The lecture is slightly incorrect in its notation. The score is $s_j = w_j^T x$ where $w_j$ is a column vector from the matrix $W$ which has shape $(D,C)$ - where $D$ is dimension and $C$ is classes. So $w_j$ has shape $(D,)$.

The gradient can be written analytically. For class $k$ it is:

$$\frac{\partial L_i}{\partial w_k} = - \mathbb 1 (x_i,k=y_i) + \frac{x_i e^{w_k^T x_i +C}}{\sum_j e^{w_j^T x_i+C}}$$

where $\mathbb 1$ is the indicator function (1 if condition is true, 0 otherwise).

## Information Theory Perspective

The information entropy between two distributions $p$ and $q$ is 

$$ H(p,q) = \sum_x p(x) \log q(x)$$

The softmax loss tries to minimize the information entropy between the true value $p(y_i)=1$ and the predicted value $p(j)$:

$$H(p(y_i),p(j)) = H(1,f(s_j)) = \sum_j \log \text{softmax}(s_j)$$

Since the information entropy can also be rewritten as 

$$H(p,q) = H(p) + D_{KL} (p\Vert q)$$

and $H(p(y_i)) = 0$, the loss is also trying to minimize the $KL$ divergence (distance) between the real distribution $p$ and the predicted on $q$. Cool stuff!

## Probabilistic Interpretation 

Also worth noting the probabilistic interpretation that 

$$P(y_i | x_i;W)  = \text{softmax} (s_{y_i})$$

By minimizing $L$ we are in fact maximizing the likelihood $P(y_i|x_i;W)$ so a softmax classifier can be interpreted as a likelihood maximization algorithm.

Finally, the minimization of the regularization term $R(w)$ can be interpreted as the assumption that weights $w$ come from a Gaussian prior distribution centered around mean $0$ and are therefore penalized when they take on values far away from the mean.

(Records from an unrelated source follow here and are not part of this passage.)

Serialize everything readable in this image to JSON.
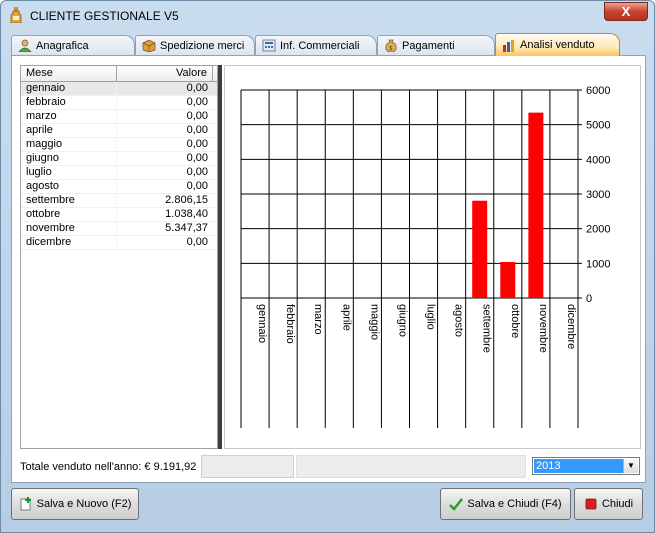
{
  "window": {
    "title": "CLIENTE GESTIONALE V5",
    "close_label": "X"
  },
  "tabs": [
    {
      "label": "Anagrafica",
      "icon": "user-icon"
    },
    {
      "label": "Spedizione merci",
      "icon": "box-icon"
    },
    {
      "label": "Inf. Commerciali",
      "icon": "calculator-icon"
    },
    {
      "label": "Pagamenti",
      "icon": "money-bag-icon"
    },
    {
      "label": "Analisi venduto",
      "icon": "bar-chart-icon",
      "active": true
    }
  ],
  "grid": {
    "headers": {
      "mese": "Mese",
      "valore": "Valore"
    },
    "rows": [
      {
        "mese": "gennaio",
        "valore": "0,00"
      },
      {
        "mese": "febbraio",
        "valore": "0,00"
      },
      {
        "mese": "marzo",
        "valore": "0,00"
      },
      {
        "mese": "aprile",
        "valore": "0,00"
      },
      {
        "mese": "maggio",
        "valore": "0,00"
      },
      {
        "mese": "giugno",
        "valore": "0,00"
      },
      {
        "mese": "luglio",
        "valore": "0,00"
      },
      {
        "mese": "agosto",
        "valore": "0,00"
      },
      {
        "mese": "settembre",
        "valore": "2.806,15"
      },
      {
        "mese": "ottobre",
        "valore": "1.038,40"
      },
      {
        "mese": "novembre",
        "valore": "5.347,37"
      },
      {
        "mese": "dicembre",
        "valore": "0,00"
      }
    ]
  },
  "chart_data": {
    "type": "bar",
    "categories": [
      "gennaio",
      "febbraio",
      "marzo",
      "aprile",
      "maggio",
      "giugno",
      "luglio",
      "agosto",
      "settembre",
      "ottobre",
      "novembre",
      "dicembre"
    ],
    "values": [
      0,
      0,
      0,
      0,
      0,
      0,
      0,
      0,
      2806.15,
      1038.4,
      5347.37,
      0
    ],
    "ylim": [
      0,
      6000
    ],
    "yticks": [
      0,
      1000,
      2000,
      3000,
      4000,
      5000,
      6000
    ],
    "y_axis_side": "right",
    "grid": true,
    "bar_color": "#ff0000",
    "title": "",
    "xlabel": "",
    "ylabel": ""
  },
  "status": {
    "total_label": "Totale venduto nell'anno: € 9.191,92"
  },
  "year_select": {
    "value": "2013"
  },
  "buttons": {
    "save_new": "Salva e Nuovo (F2)",
    "save_close": "Salva e Chiudi (F4)",
    "close": "Chiudi"
  }
}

Also cool stuff!

## Normalization trick

For numerical stability, rewrite 

$$\text {softmax }(z_i) = \sum_j \exp(z_i)/\exp(z_j)  =\sum_j C \exp(z_i)/ C \exp(z_j) = \sum_j \exp(z_i+\log C)/\exp(z_j+\log C)$$

Choose $C = \exp(- \max_k s_k)$ for the loss, so that the exponent in $\exp(s_j + \log C)$ is always $\leq 0$, meaning that it's impossible to divide by zero in the denominator.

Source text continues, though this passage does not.